Ave César, Joel et Ethan Coen, 2016



Sous ses airs de farce décousue qui donne l'impression de patiner, c'est la mélancolie de ce dernier film des frères Coen qui m'a touché.
Cette tristesse parasite sans cesse les gags les plus burlesques. C'est évident notamment dans la morbidité de cette scène où une monteuse se retrouve presque étranglée par son foulard : c'est à un enterrement que nous convient les Coen, celui du cinéma de l'âge d'or hollywoodien, voire d'une certaine idée du cinéma.

J'ai toujours un faible pour ces films nostalgiques mais lucides, où la moquerie ne s'efface pas devant l'hommage, sans en parasiter la magie (le matinee de Joe Dante, par exemple).

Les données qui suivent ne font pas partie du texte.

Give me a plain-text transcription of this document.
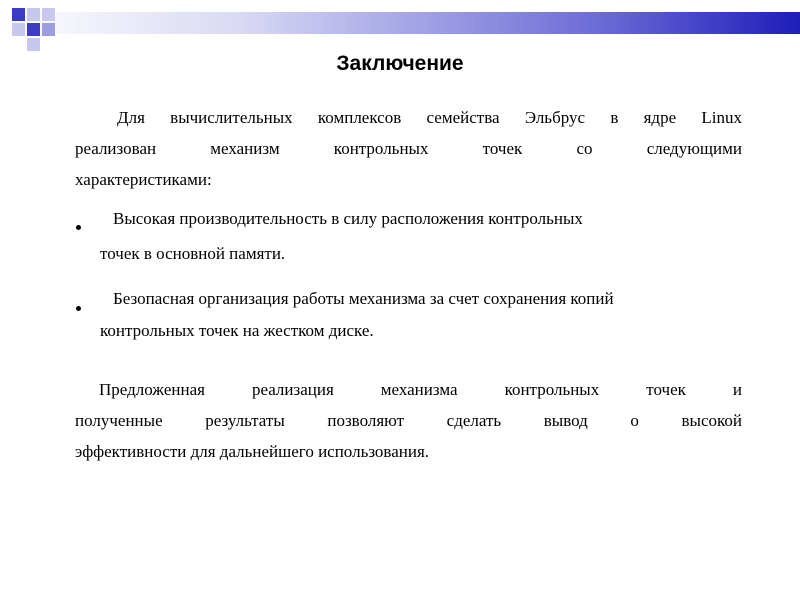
Заключение
Для вычислительных комплексов семейства Эльбрус в ядре Linux
реализован	механизм	контрольных	точек	со	следующими
характеристиками:
Высокая производительность в силу расположения контрольных
точек в основной памяти.
Безопасная организация работы механизма за счет сохранения копий
контрольных точек на жестком диске.
Предложенная	реализация	механизма	контрольных	точек	и
полученные	результаты	позволяют	сделать	вывод	о	высокой
эффективности для дальнейшего использования.
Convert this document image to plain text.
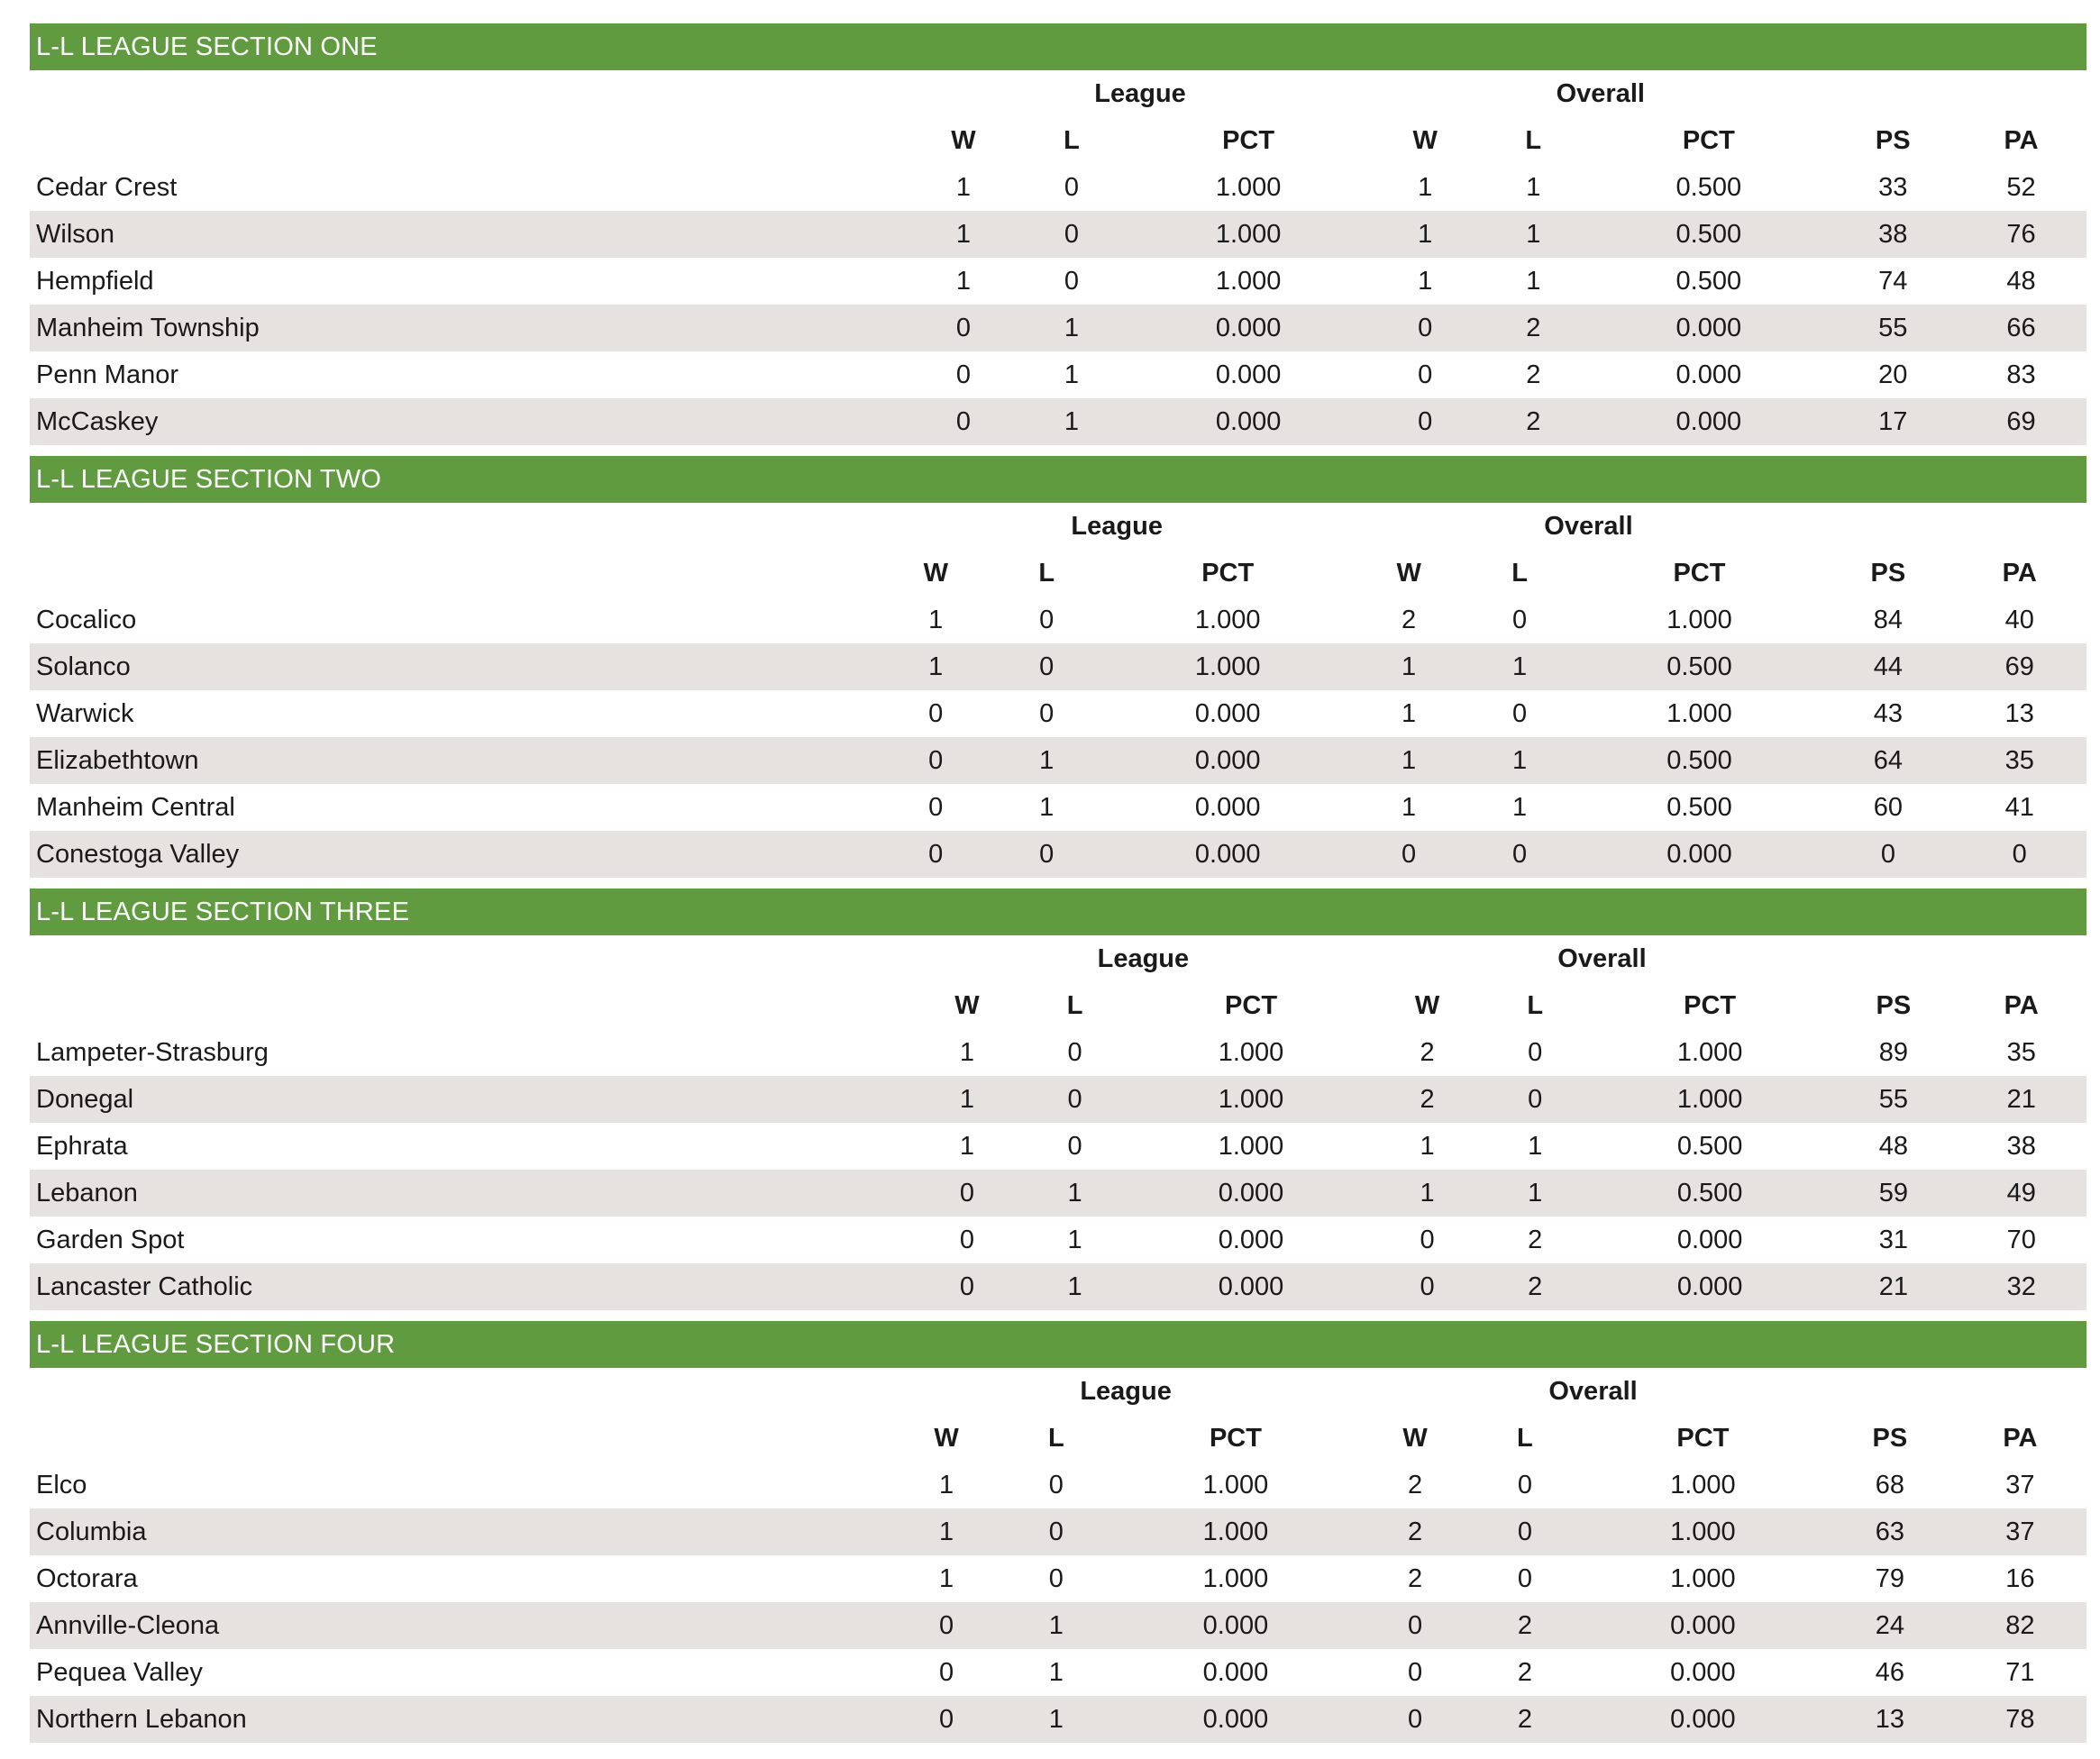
L-L LEAGUE SECTION ONE
	League			Overall				
	W	L	PCT	W	L	PCT	PS	PA
Cedar Crest	1	0	1.000	1	1	0.500	33	52
Wilson	1	0	1.000	1	1	0.500	38	76
Hempfield	1	0	1.000	1	1	0.500	74	48
Manheim Township	0	1	0.000	0	2	0.000	55	66
Penn Manor	0	1	0.000	0	2	0.000	20	83
McCaskey	0	1	0.000	0	2	0.000	17	69
L-L LEAGUE SECTION TWO
	League			Overall				
	W	L	PCT	W	L	PCT	PS	PA
Cocalico	1	0	1.000	2	0	1.000	84	40
Solanco	1	0	1.000	1	1	0.500	44	69
Warwick	0	0	0.000	1	0	1.000	43	13
Elizabethtown	0	1	0.000	1	1	0.500	64	35
Manheim Central	0	1	0.000	1	1	0.500	60	41
Conestoga Valley	0	0	0.000	0	0	0.000	0	0
L-L LEAGUE SECTION THREE
	League			Overall				
	W	L	PCT	W	L	PCT	PS	PA
Lampeter-Strasburg	1	0	1.000	2	0	1.000	89	35
Donegal	1	0	1.000	2	0	1.000	55	21
Ephrata	1	0	1.000	1	1	0.500	48	38
Lebanon	0	1	0.000	1	1	0.500	59	49
Garden Spot	0	1	0.000	0	2	0.000	31	70
Lancaster Catholic	0	1	0.000	0	2	0.000	21	32
L-L LEAGUE SECTION FOUR
	League			Overall				
	W	L	PCT	W	L	PCT	PS	PA
Elco	1	0	1.000	2	0	1.000	68	37
Columbia	1	0	1.000	2	0	1.000	63	37
Octorara	1	0	1.000	2	0	1.000	79	16
Annville-Cleona	0	1	0.000	0	2	0.000	24	82
Pequea Valley	0	1	0.000	0	2	0.000	46	71
Northern Lebanon	0	1	0.000	0	2	0.000	13	78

La séquence de comédie musicale dans laquelle des matelos gays dansent dans un bar, menés par un toujours excellent Channing Tatum,  en est un bel exemple.



Car s'il s'agit de montrer l'envers du décor de la machinerie hollywoodienne, les Coen parviennent aussi à en réactiver la magie lors des scènes musicales dont la sympathique désuétude suffit à elle seule à provoquer ce sentiment de nostalgie.
C'est cet équilibre fragile, si rare dans les films dits d'époque, souvent en pleine fascination costumée, qui assure la cohérence d'un récit éparpillé. Si on ne le saisit pas, on passe à côté du film.

L'autre piège qu'évite le film c'est celui de s'enfermer dans une époque, et de ne rien dire de celle dans laquelle il est tourné. Le personnage de Josh Brolin dans le film est la projection des frangins, qui nous crient ici leur volonté de continuer à faire des films, malgré la fin annoncée du cinéma en tant qu'art et divertissement populaire à la fois.



C'est donc un film étrange, pas toujours passionnant, pas très aimable, animé d'un faux rythme, peut-être pas le plus "réussi" techniquement des Coen, mais un des plus sympathiques, rarement cynique, et plein de gags sophistiqués, qui agissent souvent à retardement.
Car quand même, certaines scènes sont un régal d'absurdité , comme celle mettant en scène un George Clooney en pleine gueule de bois tentant de décrypter, une pique d'apéro à la main, le langage cryptique des communistes venant de le kidnapper.

Un film à voir et revoir avec à l'esprit, cette idée qu'il cache bien son jeu.